Our firm maintains a very good track record of negotiating an alternate disposition with the prosecutor assigned to these matters. Pennsylvania and New Jersey maintain diversion programs for minor criminal offenses but it is the responsibility of the individual and the defense counsel to investigate possible entry into these programs. Entry into these programs is not automatic and usually requires direct negotiation with the prosecutor, their supervising attorney, and in some cases the judge who will hear the case.
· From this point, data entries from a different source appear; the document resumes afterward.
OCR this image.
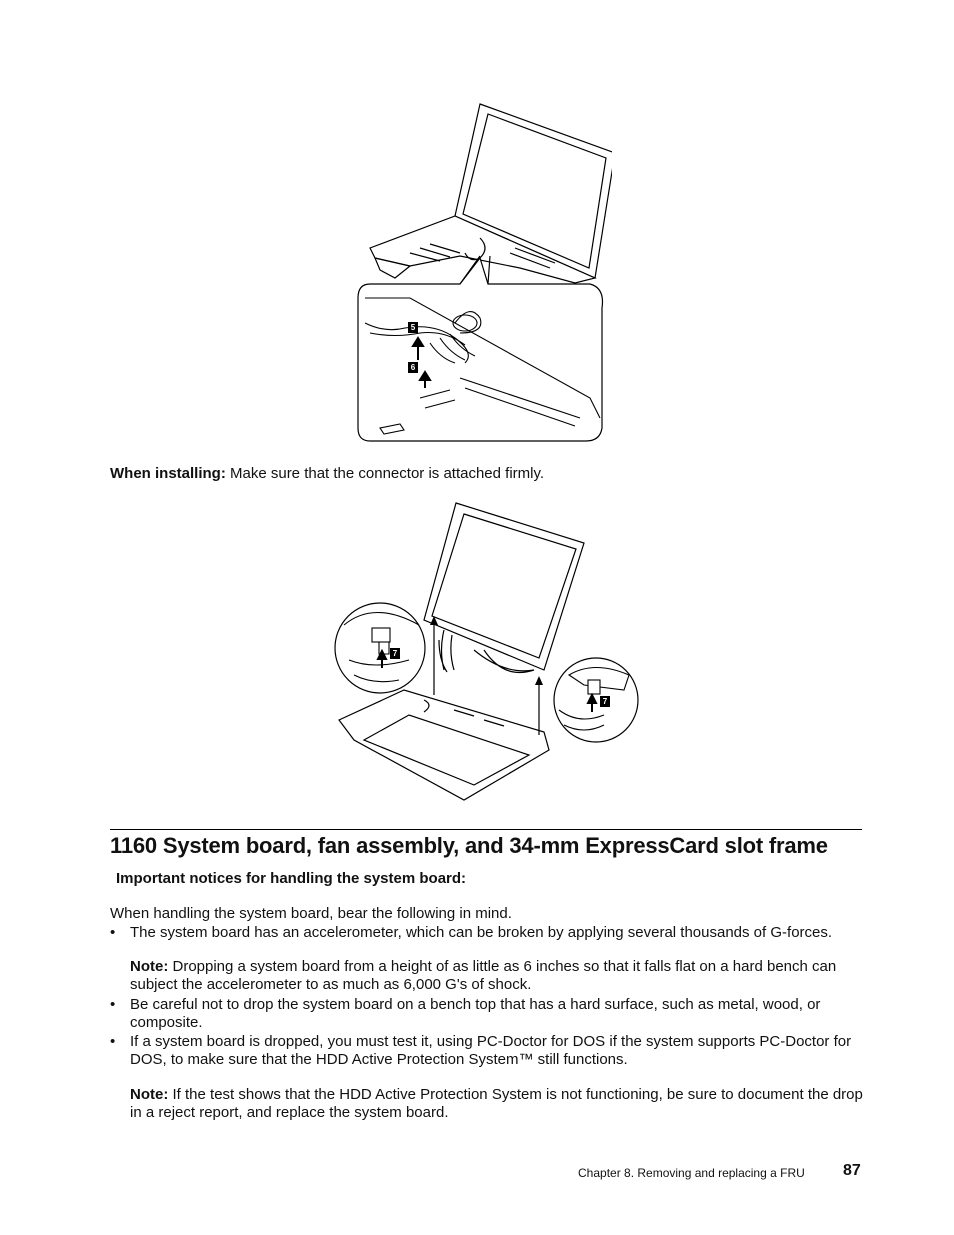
5
6
When installing: Make sure that the connector is attached firmly.
7
7
1160 System board, fan assembly, and 34-mm ExpressCard slot frame
Important notices for handling the system board:
When handling the system board, bear the following in mind.
• The system board has an accelerometer, which can be broken by applying several thousands of G-forces.
Note: Dropping a system board from a height of as little as 6 inches so that it falls flat on a hard bench can subject the accelerometer to as much as 6,000 G's of shock.
• Be careful not to drop the system board on a bench top that has a hard surface, such as metal, wood, or composite.
• If a system board is dropped, you must test it, using PC-Doctor for DOS if the system supports PC-Doctor for DOS, to make sure that the HDD Active Protection System™ still functions.
Note: If the test shows that the HDD Active Protection System is not functioning, be sure to document the drop in a reject report, and replace the system board.
Chapter 8. Removing and replacing a FRU 87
The primary benefit of an alternative disposition is a guaranteed result. I often explain to our clients that no attorney, ethically, can guarantee a certain result in a case that goes to trial. While an attorney may provide a very confident opinion of a potential outcome, he must nevertheless explain the possibility of a conviction. Diversion programs offer the benefit of a guaranteed positive result and normally provide the client with the ability to have their record expunged following completion of the program. While these diversion programs offer clients the ability to avoid trial, it is important to understand that each program maintains certain requirements which the individual must complete. Failure to complete the requirements of the diversion program will result in a person’s release from the program. Once a person is removed from a diversion program, his case is scheduled for trial and the only way to avoid a possible conviction is a successful defense.
Requirements of these diversion programs are based on the nature of the offense and usually consist of drug treatment, alcohol counseling, anger management, restitution, or a certain number of hours of community service. In some cases the programs even require a written apology to the alleged victim. While most clients gladly accept entry into a diversion program some often find it difficult in cases where they firmly believe that they have committed no misconduct.
If you are charged with a crime and have no previous criminal history it is important to discuss non trial alternatives with your attorney. These programs may be an option but they will require you to complete specific tasks. If your principles will not allow you to make these concessions, your only alternative is more than likely trial.